O movimento estudantil é parte de um movimento social mais amplo que pleiteia reformas substanciais no modelo econômico e político estabelecido durante a ditadura militar que governou o Chile por 17 anos. Este modelo, supervisionado pelo guru do neoliberalismo Milton Friedman, entregou a maioria das empresas estatais aos grupos privados, gerando assim uma forte desigualdade econômica entre os habitantes do país. “A principal demanda dos movimentos sociais que têm protestado é que todos os chilenos desfrutem da riqueza e dos avanços do país, mas são apenas um pequeno setor da sociedade”, disse o sociólogo Miguel Urrutia, professor Universidade do Chile, em entrevista ao portal da rede BBC.
Sem baixar a guarda
Até hoje os protestos continuam. Eles são acompanhados por greves de fome e outras manifestações criativas como danças, performances, concertos, leituras em voz alta e representações teatrais em frente ao Palácio do Governo. Nas praças centrais, cartazes gigantes pendurados em edifícios e árvores exibem frases como “A luta é de toda a sociedade: Todos(as) uma educação gratuita”. Depois de proibir as marchas e e receber como resposta a desobediência dos protestantes, o governo de Piñera realizou por meio do Ministério da Educação algumas propostas para os estudantes, que buscam mitigar o movimento, sem cumprir as demandas reais. Os estudantes já expressaram publicamente que rechaçam estas propostas e convocaram novas manifestações.
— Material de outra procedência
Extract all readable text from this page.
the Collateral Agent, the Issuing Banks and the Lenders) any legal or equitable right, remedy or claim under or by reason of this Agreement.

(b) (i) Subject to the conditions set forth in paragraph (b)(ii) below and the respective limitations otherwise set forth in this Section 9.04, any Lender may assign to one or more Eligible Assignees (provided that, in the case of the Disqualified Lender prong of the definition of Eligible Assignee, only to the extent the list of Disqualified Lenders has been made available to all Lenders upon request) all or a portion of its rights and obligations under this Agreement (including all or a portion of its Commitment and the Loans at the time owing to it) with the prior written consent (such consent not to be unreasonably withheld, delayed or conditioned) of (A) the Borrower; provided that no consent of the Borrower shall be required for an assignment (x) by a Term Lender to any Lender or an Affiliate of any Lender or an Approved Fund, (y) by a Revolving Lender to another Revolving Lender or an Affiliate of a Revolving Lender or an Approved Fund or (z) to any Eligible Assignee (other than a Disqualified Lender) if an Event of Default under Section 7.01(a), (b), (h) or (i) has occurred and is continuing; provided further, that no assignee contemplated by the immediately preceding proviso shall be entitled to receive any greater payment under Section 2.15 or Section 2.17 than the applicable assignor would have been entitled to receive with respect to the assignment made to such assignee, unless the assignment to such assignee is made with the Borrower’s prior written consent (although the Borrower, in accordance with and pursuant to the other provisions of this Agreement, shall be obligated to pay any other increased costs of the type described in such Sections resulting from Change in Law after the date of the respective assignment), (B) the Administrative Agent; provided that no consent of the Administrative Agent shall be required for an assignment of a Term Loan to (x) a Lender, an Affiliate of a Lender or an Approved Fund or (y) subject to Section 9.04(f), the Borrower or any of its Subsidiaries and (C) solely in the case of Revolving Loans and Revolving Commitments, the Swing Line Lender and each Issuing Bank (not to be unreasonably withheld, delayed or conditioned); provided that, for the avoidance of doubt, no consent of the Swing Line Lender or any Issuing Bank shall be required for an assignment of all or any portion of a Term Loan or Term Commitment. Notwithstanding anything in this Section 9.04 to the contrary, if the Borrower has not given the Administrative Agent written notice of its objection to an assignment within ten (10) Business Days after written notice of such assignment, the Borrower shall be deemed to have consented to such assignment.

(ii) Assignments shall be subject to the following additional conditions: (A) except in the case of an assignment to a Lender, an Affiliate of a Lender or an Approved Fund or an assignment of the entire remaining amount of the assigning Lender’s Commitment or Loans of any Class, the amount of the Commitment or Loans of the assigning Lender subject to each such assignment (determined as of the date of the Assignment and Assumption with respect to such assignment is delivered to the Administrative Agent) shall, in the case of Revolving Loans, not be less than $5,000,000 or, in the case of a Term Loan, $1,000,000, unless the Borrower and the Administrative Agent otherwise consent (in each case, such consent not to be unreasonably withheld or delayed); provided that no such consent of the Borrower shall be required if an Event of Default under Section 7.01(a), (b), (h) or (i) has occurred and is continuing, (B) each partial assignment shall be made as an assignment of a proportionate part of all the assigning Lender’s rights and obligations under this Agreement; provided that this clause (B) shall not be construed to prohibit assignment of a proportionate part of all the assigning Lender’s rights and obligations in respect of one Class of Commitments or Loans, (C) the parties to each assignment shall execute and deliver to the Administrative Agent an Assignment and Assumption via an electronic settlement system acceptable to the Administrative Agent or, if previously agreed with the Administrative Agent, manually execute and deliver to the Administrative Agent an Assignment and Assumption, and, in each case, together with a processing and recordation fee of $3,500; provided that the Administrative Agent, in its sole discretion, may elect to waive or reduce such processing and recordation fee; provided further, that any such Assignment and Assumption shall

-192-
“O senhor Ministro da Educação acredita que simplesmente nos chamando para sentar e conversar (…) iria nos convencer que estávamos “de acordo” e que poderíamos chegar a um consenso. Sabemos que seus anúncios revolucionários são apenas palavras vazias”, escreveu em seu blog Camila Vallejo. “O verdadeiro diálogo que a educação superior necessita se ergue sobre o paradigma do reconhecimento da educação como um direito universal e como um investimento fundamentalmente social, eixo estratégico para o desenvolvimento justo e harmonioso do país e para seu fortalecimento democrático”.
(*) Reportagem publicada originalmente no Desinformémonos.